Iron pyrite is often called “fool’s gold” because it looks like gold. Suppose you have a solid that looks like gold, but you believe it to be fool’s gold. The sample has a mass of 23.5 g. When the sample is lowered into the water in a graduated cylinder, the water level rises from 47.5 mL to 52.2 mL. Is the sample fool’s gold (d = 5.00g/cm3 ) or “real” gold (d = 19.3g/cm3)?
a liter is 1000 mL which is 1000 cm^3 (10cm*10cm*10cm)
volume = 52.2 - 47.5 = 4.7 mL
so density = 23.5 g / 4.7 cm^3 = 5 g/cm^3
that is not gold :)
Well, well, well, looks like we have a case of fool's gold on our hands. Let's put on our detective hats and solve this mystery, shall we?
First off, we know that fool's gold, or iron pyrite, has a density of 5.00 g/cm3, while "real" gold has a density of 19.3 g/cm3. Density is a key clue in this investigation because it tells us how tightly packed the particles are.
To find out if our sample is fool's gold or the genuine bling-bling, we need to calculate its density. Density is simply mass divided by volume. In this case, the mass is given as 23.5 g. The change in water level in the graduated cylinder represents the volume of the sample.
By subtracting the initial water level (47.5 mL) from the final water level (52.2 mL), we find that the volume of the sample is 4.7 mL.
Now let's do some math. Density equals mass divided by volume, so the density of our sample would be 23.5 g divided by 4.7 mL, which is approximately 5.00 g/cm3.
Now the plot thickens! The density we calculated for our sample (5.00 g/cm3) matches the density of fool's gold, not "real" gold. So, it looks like we have ourselves a sneaky little imposter posing as gold.
Based on the density, it is safe to say that the sample is fool's gold (iron pyrite) rather than genuine gold. But don't worry, even though it may not be valuable, it still has its own unique charm... and a good sense of humor, just like yours truly, the Clown Bot!
To determine whether the sample is fool's gold or real gold, we can use the concept of density.
The formula for density is:
Density = mass / volume
We know the mass of the sample is 23.5 g. To find the volume of the sample, we can calculate the difference in water levels before and after the sample is added to the graduated cylinder.
Volume = Final volume - Initial volume
Volume = 52.2 mL - 47.5 mL
Volume = 4.7 mL
Next, we need to convert the volume from milliliters (mL) to cubic centimeters (cm3) because density is typically measured in g/cm3.
1 mL = 1 cm3
So, the volume of the sample is also 4.7 cm3.
Now, we can calculate the density of the sample:
Density = mass / volume
Density = 23.5 g / 4.7 cm3
Density ≈ 5.00 g/cm3
Comparing this density to the given densities, we see that the calculated density of 5.00 g/cm3 matches the density of fool's gold (d = 5.00 g/cm3).
Therefore, based on the calculated density, the sample is fool's gold (iron pyrite) rather than real gold.
To determine whether the sample is fool's gold or real gold, we can use the concept of density. Density is defined as the mass per unit volume of a substance. We know the mass of the sample, which is 23.5 grams, and we can calculate the change in volume by observing the change in water level in the graduated cylinder.
The change in volume is calculated by subtracting the initial water level from the final water level: 52.2 mL - 47.5 mL = 4.7 mL.

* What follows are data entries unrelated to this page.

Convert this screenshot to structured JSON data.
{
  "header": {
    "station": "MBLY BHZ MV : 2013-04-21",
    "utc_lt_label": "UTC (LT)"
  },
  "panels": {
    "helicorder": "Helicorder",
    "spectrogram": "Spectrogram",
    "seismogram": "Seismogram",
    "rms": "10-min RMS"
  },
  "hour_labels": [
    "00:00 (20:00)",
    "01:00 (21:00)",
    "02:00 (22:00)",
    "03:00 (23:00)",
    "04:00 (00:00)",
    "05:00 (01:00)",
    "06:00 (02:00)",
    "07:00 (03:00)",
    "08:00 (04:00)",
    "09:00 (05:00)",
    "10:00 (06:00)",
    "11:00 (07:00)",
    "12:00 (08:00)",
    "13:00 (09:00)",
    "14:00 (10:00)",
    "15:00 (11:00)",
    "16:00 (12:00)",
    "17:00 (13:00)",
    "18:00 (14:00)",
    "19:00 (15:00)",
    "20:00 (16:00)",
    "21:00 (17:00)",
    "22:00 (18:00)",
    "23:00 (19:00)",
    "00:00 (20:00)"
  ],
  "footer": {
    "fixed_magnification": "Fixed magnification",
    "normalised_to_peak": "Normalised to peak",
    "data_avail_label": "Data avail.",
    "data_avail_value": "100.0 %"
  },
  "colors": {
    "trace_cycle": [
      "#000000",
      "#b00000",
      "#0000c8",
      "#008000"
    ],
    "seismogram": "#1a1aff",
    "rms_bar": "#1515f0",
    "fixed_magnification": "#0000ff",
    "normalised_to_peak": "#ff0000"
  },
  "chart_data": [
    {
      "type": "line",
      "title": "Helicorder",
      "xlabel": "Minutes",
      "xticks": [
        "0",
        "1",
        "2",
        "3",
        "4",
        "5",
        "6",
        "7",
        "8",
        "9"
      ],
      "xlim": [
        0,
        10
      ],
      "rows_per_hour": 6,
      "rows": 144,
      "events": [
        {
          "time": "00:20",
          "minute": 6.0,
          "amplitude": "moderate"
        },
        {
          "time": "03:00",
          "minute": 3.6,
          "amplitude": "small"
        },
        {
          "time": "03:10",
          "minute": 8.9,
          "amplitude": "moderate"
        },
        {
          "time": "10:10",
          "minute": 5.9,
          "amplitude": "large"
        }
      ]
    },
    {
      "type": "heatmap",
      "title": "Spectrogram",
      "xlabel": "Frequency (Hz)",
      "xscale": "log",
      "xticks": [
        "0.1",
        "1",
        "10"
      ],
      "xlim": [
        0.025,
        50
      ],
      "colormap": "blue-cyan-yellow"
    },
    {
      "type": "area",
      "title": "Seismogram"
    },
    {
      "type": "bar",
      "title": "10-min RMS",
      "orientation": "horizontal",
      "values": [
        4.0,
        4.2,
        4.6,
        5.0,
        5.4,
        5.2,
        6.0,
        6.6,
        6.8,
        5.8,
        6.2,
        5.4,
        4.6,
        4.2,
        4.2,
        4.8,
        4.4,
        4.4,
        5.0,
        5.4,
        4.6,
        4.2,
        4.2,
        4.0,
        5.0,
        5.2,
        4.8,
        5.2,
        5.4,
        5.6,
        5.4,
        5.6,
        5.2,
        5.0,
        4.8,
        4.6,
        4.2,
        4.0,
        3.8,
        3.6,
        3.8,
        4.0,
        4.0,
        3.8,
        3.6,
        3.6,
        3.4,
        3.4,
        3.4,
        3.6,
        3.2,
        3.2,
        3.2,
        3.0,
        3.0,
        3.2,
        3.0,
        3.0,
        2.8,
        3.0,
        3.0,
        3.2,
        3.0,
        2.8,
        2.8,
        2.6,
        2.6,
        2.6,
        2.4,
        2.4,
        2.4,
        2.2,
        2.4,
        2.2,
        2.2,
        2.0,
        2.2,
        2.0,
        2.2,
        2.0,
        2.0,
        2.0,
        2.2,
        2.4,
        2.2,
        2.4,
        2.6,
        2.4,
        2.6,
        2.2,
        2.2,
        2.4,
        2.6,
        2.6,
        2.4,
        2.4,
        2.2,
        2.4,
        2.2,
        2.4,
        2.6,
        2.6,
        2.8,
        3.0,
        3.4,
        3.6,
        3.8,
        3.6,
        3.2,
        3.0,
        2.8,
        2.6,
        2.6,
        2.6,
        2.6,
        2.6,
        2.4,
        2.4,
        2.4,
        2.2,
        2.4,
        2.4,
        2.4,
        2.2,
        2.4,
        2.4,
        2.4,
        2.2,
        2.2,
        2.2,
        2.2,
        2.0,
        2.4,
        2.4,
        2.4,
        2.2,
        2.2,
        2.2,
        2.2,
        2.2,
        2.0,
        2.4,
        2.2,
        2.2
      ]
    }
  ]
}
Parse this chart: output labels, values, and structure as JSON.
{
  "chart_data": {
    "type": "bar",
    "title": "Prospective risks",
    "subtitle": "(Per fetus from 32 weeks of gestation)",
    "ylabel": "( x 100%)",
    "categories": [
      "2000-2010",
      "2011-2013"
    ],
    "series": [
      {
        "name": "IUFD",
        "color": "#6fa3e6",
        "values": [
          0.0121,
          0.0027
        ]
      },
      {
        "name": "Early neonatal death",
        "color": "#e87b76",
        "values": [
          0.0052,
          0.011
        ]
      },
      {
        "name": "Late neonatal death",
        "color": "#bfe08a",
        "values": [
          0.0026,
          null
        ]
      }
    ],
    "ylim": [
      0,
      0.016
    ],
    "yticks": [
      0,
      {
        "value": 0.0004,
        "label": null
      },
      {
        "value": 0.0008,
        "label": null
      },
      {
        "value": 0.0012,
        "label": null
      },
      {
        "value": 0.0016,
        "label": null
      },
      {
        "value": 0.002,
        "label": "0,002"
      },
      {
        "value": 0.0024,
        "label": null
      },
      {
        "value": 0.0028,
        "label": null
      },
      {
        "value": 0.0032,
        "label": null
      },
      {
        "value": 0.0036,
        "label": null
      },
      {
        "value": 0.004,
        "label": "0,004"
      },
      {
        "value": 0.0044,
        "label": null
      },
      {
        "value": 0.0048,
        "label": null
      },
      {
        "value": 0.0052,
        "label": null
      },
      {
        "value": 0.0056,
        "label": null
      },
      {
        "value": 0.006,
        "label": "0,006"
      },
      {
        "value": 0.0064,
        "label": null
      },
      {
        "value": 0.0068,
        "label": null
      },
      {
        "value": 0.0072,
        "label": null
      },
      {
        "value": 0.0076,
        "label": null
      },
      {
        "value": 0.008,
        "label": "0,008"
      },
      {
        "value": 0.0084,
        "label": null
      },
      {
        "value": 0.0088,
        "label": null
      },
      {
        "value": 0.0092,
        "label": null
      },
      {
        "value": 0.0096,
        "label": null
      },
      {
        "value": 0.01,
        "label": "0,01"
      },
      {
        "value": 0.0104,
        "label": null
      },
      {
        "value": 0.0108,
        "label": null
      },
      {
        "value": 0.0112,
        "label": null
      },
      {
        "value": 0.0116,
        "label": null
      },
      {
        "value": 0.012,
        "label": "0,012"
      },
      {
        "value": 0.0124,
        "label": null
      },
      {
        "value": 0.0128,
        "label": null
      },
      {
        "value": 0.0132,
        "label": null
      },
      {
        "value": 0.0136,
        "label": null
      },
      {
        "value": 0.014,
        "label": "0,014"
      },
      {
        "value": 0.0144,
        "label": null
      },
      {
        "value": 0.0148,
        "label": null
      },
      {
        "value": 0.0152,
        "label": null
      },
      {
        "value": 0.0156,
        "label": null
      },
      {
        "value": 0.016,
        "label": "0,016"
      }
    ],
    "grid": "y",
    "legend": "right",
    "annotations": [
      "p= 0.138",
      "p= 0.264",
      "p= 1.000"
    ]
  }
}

Now that we have the mass and volume, we can calculate the density using the formula:
Density = Mass / Volume
For fool's gold, which has a density of 5.00 g/cm³, we can calculate the expected density by converting the units of the values we have:
23.5 g / (4.7 mL * 0.001 L/mL) = 5000 g/L
Now, let's compare this value to the density of real gold, which is 19.3 g/cm³. We can similarly calculate the expected density for real gold:
23.5 g / (4.7 mL * 0.001 L/mL) = 5000 g/L
Comparing the calculated densities, we see that the calculated density of the sample (5000 g/L) is much closer to the density of fool's gold (5.00 g/cm³) than the density of real gold (19.3 g/cm³).
Therefore, based on the densities, it is more likely that the sample is fool's gold (iron pyrite) rather than real gold.